The copyright comparison is probably your best case. Trying to think this one through, the best I can think of is that the relevant distinction is the special value of expression, captured both by the First Amendment and by personality theories of copyright. The idea is that expression is somehow closely tied to personal autonomy and identity, perhaps in ways that inventions are not. On this account, the harm of repeated, willful infringement is both an economic and a moral one. This is a bit more tenuous, but it’s colorable. I think the copyright piece could really benefit from careful attention.

-Re: Criminal sanctioning solution: In a couple of places, I wonder why the solution is criminal sanctions rather than no willful infringement penalties (beyond standard infringement penalties) at all.

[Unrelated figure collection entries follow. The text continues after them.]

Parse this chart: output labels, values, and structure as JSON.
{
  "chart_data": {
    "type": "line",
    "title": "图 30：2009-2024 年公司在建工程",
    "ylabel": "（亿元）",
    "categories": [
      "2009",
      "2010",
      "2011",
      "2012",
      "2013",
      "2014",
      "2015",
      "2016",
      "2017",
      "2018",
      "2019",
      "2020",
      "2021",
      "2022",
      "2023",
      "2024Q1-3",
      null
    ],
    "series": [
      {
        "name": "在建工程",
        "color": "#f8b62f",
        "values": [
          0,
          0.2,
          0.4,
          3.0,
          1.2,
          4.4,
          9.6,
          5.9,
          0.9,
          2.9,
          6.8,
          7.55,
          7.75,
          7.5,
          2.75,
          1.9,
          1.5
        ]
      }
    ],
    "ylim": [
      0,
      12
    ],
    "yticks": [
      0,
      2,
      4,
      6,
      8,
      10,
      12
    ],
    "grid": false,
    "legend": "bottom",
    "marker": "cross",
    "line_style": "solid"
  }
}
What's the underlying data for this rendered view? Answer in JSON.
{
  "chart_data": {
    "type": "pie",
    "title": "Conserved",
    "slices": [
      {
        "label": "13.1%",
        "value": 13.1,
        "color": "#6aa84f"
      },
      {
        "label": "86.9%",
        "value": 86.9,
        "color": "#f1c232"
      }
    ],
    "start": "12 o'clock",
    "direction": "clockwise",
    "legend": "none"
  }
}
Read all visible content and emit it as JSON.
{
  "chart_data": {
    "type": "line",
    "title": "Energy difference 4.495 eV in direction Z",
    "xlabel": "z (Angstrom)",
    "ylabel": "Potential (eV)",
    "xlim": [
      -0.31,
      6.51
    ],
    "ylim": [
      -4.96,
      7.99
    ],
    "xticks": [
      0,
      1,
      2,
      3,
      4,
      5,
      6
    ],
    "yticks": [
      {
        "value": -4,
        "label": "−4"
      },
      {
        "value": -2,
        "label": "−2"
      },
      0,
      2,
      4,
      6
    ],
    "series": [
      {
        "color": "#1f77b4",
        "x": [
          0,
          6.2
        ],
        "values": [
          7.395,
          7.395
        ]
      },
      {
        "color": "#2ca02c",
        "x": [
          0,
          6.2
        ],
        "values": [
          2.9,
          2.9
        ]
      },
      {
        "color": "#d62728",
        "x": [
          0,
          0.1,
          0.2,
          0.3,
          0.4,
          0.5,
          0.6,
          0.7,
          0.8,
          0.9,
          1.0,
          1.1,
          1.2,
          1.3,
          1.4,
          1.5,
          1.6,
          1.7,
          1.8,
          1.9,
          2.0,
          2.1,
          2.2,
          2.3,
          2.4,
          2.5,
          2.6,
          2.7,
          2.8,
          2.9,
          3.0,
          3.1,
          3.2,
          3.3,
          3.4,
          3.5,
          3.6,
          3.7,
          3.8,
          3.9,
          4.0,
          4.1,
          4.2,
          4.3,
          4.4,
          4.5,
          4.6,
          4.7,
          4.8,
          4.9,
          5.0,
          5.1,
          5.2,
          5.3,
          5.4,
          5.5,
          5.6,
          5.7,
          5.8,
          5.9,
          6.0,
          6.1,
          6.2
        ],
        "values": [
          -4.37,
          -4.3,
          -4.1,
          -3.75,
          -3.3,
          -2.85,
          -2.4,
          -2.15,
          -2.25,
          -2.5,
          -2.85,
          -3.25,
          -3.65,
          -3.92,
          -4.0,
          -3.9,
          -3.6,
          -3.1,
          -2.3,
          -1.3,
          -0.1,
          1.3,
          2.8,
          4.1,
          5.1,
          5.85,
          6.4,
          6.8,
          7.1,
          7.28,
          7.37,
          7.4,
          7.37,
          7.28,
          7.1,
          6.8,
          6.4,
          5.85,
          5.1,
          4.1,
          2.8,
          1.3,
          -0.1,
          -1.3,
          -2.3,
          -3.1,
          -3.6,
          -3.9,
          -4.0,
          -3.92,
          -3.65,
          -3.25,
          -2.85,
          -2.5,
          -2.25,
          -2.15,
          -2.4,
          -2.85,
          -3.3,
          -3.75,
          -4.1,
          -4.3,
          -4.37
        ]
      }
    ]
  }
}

First, the theme of Part III.B. seems to be that criminal sanctions are easier to impose than punitive damages are. If this is true, I am a bit worried. Criminal sanctions put the harshest coercive force of the state behind the judgment, and I wouldn’t want the criminal track to be the easy one. Second, in Part III.C., the benefit of criminal sanctions over treble damages appears to be that willful infringement will be claimed less frequently. But to the extent that the real goal is to limit willful infringement claims, why not just eliminate willful infringement altogether?

-Re: The risk of criminal liability: Your last point in the current version of the paper is that firms are more likely to seek licenses if criminal liability is a possibility. But couldn’t this lead to lots of dead weight loss? If criminal liability is something awful to be feared, then firms might overprotect themselves, buying licenses even where a use is noninfringing. An analogy might be setting the standard of reasonable care higher in negligence cases: Yes, firms will be more careful. In fact, they will be so careful as to overinvest in precautions, at great social cost.

Mbabazi’s Paper

It is very refreshing to read a paper that digs into an unfamiliar culture. I knew nothing about your subject beforehand. I am afraid to say that I may be less helpful as a result, but if my thoughts are shorter (or less helpful) it does not reflect a lack of interest but of competence.

One the most interesting questions (to me) for your paper in general is this: what is the system in which graffiti is operating? When you talk about intrinsic motivation, you are talking about motivation within a particular system, but not as far as I can tell within society. You seem to be taking the legal backdrop as a given (where other papers have treated laws as interventions). I don’t think this is necessarily the wrong approach, but it’s an interesting one. What would an extrinsic incentive look like in a system that thrives on illegality? Sanctions? Or is it “promotion” within the counter-hegemonic system? I would encourage you to think about what the system is in which intrinsic (and extrinsic?) motivations are operating, and one way to get at this might be to think about extrinsic interventions.

I think that the class has several different approaches to what ideology is, at least as expressed in the papers we’ve read. I think some clarity as to how you are using this term might be helpful. I also wonder (not just for your paper but generally) how ideology fits in to stories about motivation. It seems to me to allow those who act to affirm the correctness of their actions, but it’s not clear that how it affects their motivation in the first place. I think that this is related to a question I had about ideology in your paper: what are the stakes when choosing between the two? Is it merely descriptive accuracy? Are there policy implications?

I hope these comments are helpful, and I apologize for having more to say about the subject with which I have more familiarity. I look forward to our discussion on Tuesday night.

Jon’s Paper

I apologize for not having the time to devote to commenting on your paper tonight that I did on the others Sunday evening. I did enjoy reading it–among other things you’ve confirmed my suspicion that I should read some Raz over the summer (something I had been thinking about). I hope to provide some useful thoughts in seminar, but for now I will echo Erin’s concern about the role of motivational forces in your argument. I think her question is an important one.